What Salander would never allow in his gallery, however, was the art that is in so much demand today—the Pop art, conceptual work, avant-garde pieces, and celebrity productions whose prices have been driven to dizzying heights in the past several years by an army of new collectors. Damien Hirst, Jeff Koons, Jean-Michel Basquiat, Richard Prince—these were among the artists whose work Salander openly disdained. A classicist at heart, he regarded much of the new art as gimmicky and slick, as art created only for money. Such works, Salander felt, were “no longer about art,” says the sculptor Michael Steiner, “but about the people who buy art.”

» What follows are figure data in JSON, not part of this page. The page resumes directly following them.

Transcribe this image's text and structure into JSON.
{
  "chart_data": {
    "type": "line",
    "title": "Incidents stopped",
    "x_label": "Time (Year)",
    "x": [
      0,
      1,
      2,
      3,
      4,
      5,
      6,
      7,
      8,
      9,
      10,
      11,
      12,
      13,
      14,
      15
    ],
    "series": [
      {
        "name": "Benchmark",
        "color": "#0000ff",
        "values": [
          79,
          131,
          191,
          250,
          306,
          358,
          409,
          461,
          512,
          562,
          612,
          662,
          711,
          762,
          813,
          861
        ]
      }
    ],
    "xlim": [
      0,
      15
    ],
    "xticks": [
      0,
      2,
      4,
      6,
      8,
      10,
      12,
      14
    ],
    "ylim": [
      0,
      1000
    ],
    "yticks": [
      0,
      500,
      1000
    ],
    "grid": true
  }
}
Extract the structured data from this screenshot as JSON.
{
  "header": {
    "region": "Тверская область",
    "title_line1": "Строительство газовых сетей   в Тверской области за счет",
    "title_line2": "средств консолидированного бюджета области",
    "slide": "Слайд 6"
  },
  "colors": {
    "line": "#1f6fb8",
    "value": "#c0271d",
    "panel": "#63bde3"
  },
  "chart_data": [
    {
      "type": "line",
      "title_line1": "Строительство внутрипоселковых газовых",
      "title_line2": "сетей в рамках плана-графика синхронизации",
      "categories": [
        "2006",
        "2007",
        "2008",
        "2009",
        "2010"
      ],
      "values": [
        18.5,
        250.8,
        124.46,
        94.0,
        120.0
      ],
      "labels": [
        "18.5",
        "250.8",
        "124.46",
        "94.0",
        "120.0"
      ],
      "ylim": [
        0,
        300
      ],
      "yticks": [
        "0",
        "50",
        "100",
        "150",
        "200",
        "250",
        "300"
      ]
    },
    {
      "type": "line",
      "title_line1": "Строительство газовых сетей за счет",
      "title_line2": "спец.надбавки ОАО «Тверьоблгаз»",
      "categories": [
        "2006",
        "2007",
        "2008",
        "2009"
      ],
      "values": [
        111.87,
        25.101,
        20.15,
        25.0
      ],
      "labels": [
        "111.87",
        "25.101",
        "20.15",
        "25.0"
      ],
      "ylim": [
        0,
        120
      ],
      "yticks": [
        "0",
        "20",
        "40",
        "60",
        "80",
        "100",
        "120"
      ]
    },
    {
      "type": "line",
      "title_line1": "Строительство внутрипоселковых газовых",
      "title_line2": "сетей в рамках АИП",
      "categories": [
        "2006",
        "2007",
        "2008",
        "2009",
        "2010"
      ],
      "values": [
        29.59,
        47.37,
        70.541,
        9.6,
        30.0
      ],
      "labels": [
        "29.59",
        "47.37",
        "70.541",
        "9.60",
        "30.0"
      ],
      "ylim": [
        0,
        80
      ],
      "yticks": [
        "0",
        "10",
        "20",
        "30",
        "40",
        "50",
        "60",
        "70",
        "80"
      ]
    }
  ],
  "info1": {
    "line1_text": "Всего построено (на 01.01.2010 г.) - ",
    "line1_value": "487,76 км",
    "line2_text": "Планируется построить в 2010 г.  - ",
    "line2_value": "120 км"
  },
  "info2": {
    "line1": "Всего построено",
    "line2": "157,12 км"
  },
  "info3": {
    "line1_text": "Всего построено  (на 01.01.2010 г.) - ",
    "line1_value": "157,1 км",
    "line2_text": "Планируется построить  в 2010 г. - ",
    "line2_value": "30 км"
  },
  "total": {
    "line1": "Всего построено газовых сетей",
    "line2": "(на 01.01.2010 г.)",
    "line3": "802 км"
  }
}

In the past 20 years, since art-market prices first began to spike in the late 1980s, the kind of people who buy art has slowly evolved. While there have always been investors with extremely sophisticated taste who take the time to educate themselves about the art they buy, an increasingly large segment of investors has not bothered with connoisseurship and has simply bought art that was in vogue and likely to turn a profit. In the past six years, as the art market has exploded, this trend has become even more pronounced.